Dan memang kita bertemu lagi, di tempat yang sama setelah beberapa minggu berlalu. Awal pertemuan kembali saat itu aku masih ingat aku meminta saran padamu akan suatu hal dan terima kasih sudah memberikan saran yang melegakanku. Aku dan kamu diam-diam saling bertukar pesan, memberikan semangat saat kamu langsung diberikan banyak tugas dari atasan, begitupun sebaliknya saat aku mengalami hal yang sama.

Berulang kali kau mengajakku untuk ke luar bersama, hanya untuk sekedar menyesap kopi dan mungkin berdiskusi. Berulang kali juga aku menolak karena saat itu kondisi keluargaku saat itu sedang tidak memungkinkah. Terima kasih karena tidak menyerah untuk melakukan itu dan membuatku akhirnya memenuhi ajakanmu setelah penolakan yang sangat banyak. Jujur saja aku begitu kagum padamu, pandanganmu begitu luas, kau bercerita banyak hal tentang pengalamanmu selama menimba ilmu di tanah rantau, bercerita segala prestasi yang telah kamu raih dan memiliki hobi yang sama denganku yaitu membaca buku. Meski buku yang kita baca justru bersebrangan.

Kita pernah bertemu di alun-alun. Aku mengenalkanmu beserta satu orang lagi temanku sebagai teman kantorku kepada ibuku. Kami mengobrol biasa dan aku mungkin memberikan sedikit perhatianku padamu mengenai celana yang kau pakai. Kau menepis tanganku saat aku berusaha menyentuh celanamu yang robek. Dan suatu ketika kau pernah mengatakan padaku bahwa kejadian itu yang membuatmu menaruh hati padaku, juga tentang impian bersama yang sama-sama menginginkan adanya perpustakaan pribadi di rumah.

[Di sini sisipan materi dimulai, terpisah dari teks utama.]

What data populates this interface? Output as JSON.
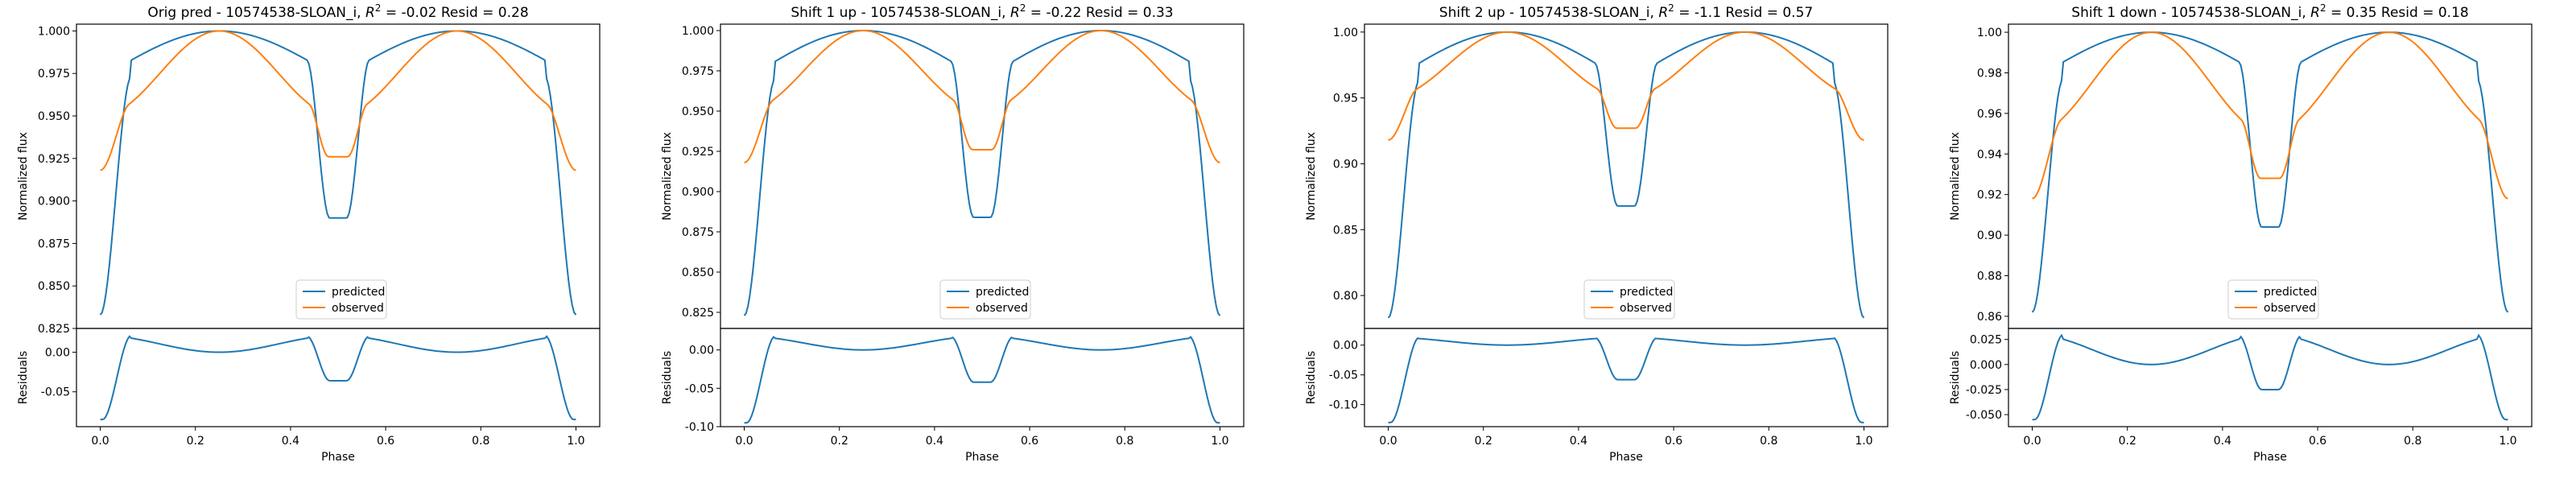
{
  "figure": {
    "type": "line",
    "xlabel": "Phase",
    "ylabel_top": "Normalized flux",
    "ylabel_bottom": "Residuals",
    "legend": [
      "predicted",
      "observed"
    ],
    "legend_position": "lower center",
    "colors": {
      "predicted": "#1f77b4",
      "observed": "#ff7f0e",
      "axes": "#000000",
      "background": "#ffffff"
    }
  },
  "chart_data": [
    {
      "type": "line",
      "title_prefix": "Orig pred - 10574538-SLOAN_i, ",
      "r2_symbol": "R",
      "r2_text": " = -0.02 Resid = 0.28",
      "xlim": [
        -0.05,
        1.05
      ],
      "xticks": [
        "0.0",
        "0.2",
        "0.4",
        "0.6",
        "0.8",
        "1.0"
      ],
      "top": {
        "ylim": [
          0.825,
          1.004
        ],
        "yticks": [
          "0.825",
          "0.850",
          "0.875",
          "0.900",
          "0.925",
          "0.950",
          "0.975",
          "1.000"
        ],
        "predicted": {
          "min": 0.833,
          "max": 1.0,
          "shoulder": 0.973,
          "eclipse": 0.89
        },
        "observed": {
          "min": 0.918,
          "max": 1.0,
          "eclipse": 0.926,
          "shoulder": 0.95
        }
      },
      "bottom": {
        "ylim": [
          -0.094,
          0.03
        ],
        "yticks": [
          "0.00",
          "-0.05"
        ],
        "residual": {
          "start": -0.085,
          "peak": 0.021,
          "center": 0.0,
          "eclipse": -0.036
        }
      }
    },
    {
      "type": "line",
      "title_prefix": "Shift 1 up - 10574538-SLOAN_i, ",
      "r2_symbol": "R",
      "r2_text": " = -0.22 Resid = 0.33",
      "xlim": [
        -0.05,
        1.05
      ],
      "xticks": [
        "0.0",
        "0.2",
        "0.4",
        "0.6",
        "0.8",
        "1.0"
      ],
      "top": {
        "ylim": [
          0.815,
          1.004
        ],
        "yticks": [
          "0.825",
          "0.850",
          "0.875",
          "0.900",
          "0.925",
          "0.950",
          "0.975",
          "1.000"
        ],
        "predicted": {
          "min": 0.823,
          "max": 1.0,
          "shoulder": 0.97,
          "eclipse": 0.884
        },
        "observed": {
          "min": 0.918,
          "max": 1.0,
          "eclipse": 0.926,
          "shoulder": 0.95
        }
      },
      "bottom": {
        "ylim": [
          -0.1,
          0.028
        ],
        "yticks": [
          "0.00",
          "-0.05",
          "-0.10"
        ],
        "residual": {
          "start": -0.095,
          "peak": 0.018,
          "center": 0.0,
          "eclipse": -0.042
        }
      }
    },
    {
      "type": "line",
      "title_prefix": "Shift 2 up - 10574538-SLOAN_i, ",
      "r2_symbol": "R",
      "r2_text": " = -1.1 Resid = 0.57",
      "xlim": [
        -0.05,
        1.05
      ],
      "xticks": [
        "0.0",
        "0.2",
        "0.4",
        "0.6",
        "0.8",
        "1.0"
      ],
      "top": {
        "ylim": [
          0.775,
          1.006
        ],
        "yticks": [
          "0.80",
          "0.85",
          "0.90",
          "0.95",
          "1.00"
        ],
        "predicted": {
          "min": 0.783,
          "max": 1.0,
          "shoulder": 0.963,
          "eclipse": 0.868
        },
        "observed": {
          "min": 0.918,
          "max": 1.0,
          "eclipse": 0.927,
          "shoulder": 0.95
        }
      },
      "bottom": {
        "ylim": [
          -0.137,
          0.028
        ],
        "yticks": [
          "0.00",
          "-0.05",
          "-0.10"
        ],
        "residual": {
          "start": -0.13,
          "peak": 0.013,
          "center": 0.0,
          "eclipse": -0.058
        }
      }
    },
    {
      "type": "line",
      "title_prefix": "Shift 1 down - 10574538-SLOAN_i, ",
      "r2_symbol": "R",
      "r2_text": " = 0.35 Resid = 0.18",
      "xlim": [
        -0.05,
        1.05
      ],
      "xticks": [
        "0.0",
        "0.2",
        "0.4",
        "0.6",
        "0.8",
        "1.0"
      ],
      "top": {
        "ylim": [
          0.854,
          1.004
        ],
        "yticks": [
          "0.86",
          "0.88",
          "0.90",
          "0.92",
          "0.94",
          "0.96",
          "0.98",
          "1.00"
        ],
        "predicted": {
          "min": 0.862,
          "max": 1.0,
          "shoulder": 0.977,
          "eclipse": 0.904
        },
        "observed": {
          "min": 0.918,
          "max": 1.0,
          "eclipse": 0.928,
          "shoulder": 0.95
        }
      },
      "bottom": {
        "ylim": [
          -0.062,
          0.036
        ],
        "yticks": [
          "0.025",
          "0.000",
          "-0.025",
          "-0.050"
        ],
        "residual": {
          "start": -0.055,
          "peak": 0.03,
          "center": 0.0,
          "eclipse": -0.025
        }
      }
    }
  ]
}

Suatu malam di bulan Ramadhan kau mengatakan bahwa kau menyukaiku, kau ingin serius denganku. Tentu saja aku tidak meragukan itu, sejujurnya aku senang dan aku mulai menyukaimu juga. Dan sebelum aku meyakinkan diriku aku pernah jujur padamu mengenai kondisiku, dan terima kasih kau bersedia untuk menerimaku. Kau pernah mengirimiku suaramu saat mengaji, betapa gilanya aku saat itu. Mengatakan pada mereka kau mungkin lah orangnya. Dan aku pernah mengirimu sebuah pesan dalam tulisan hangul supaya kau bisa mengartikannya dan aku tau kamu berusaha melakukannya untukku.

I can see the world through your eyes.”

Aku meminta kita untuk menjalani hubungan ini terlebih dahulu, diam-diam kami berhubungan. Sebisa mungkin tidak membuat banyak kontak di lingkungan tempat kerja karena tidak menginginkan hubungan ini diketahui oleh rekan-rekan kami meski kami sudah sering menjadi bahan olok-olokan dan godaan dari mereka. Dan lagipula perkataan salah satu temanku mengenai tidak dibolehkannya pasangan di dalam satu kantor membuatku banyak berpikir mengenai masa depan kami berdua nantinya. Sedangkan aku tidak bisa meninggalkan pekerjaan ini karena aku memiliki keluarga yang harus aku perjuangkan dengan segenap hatiku.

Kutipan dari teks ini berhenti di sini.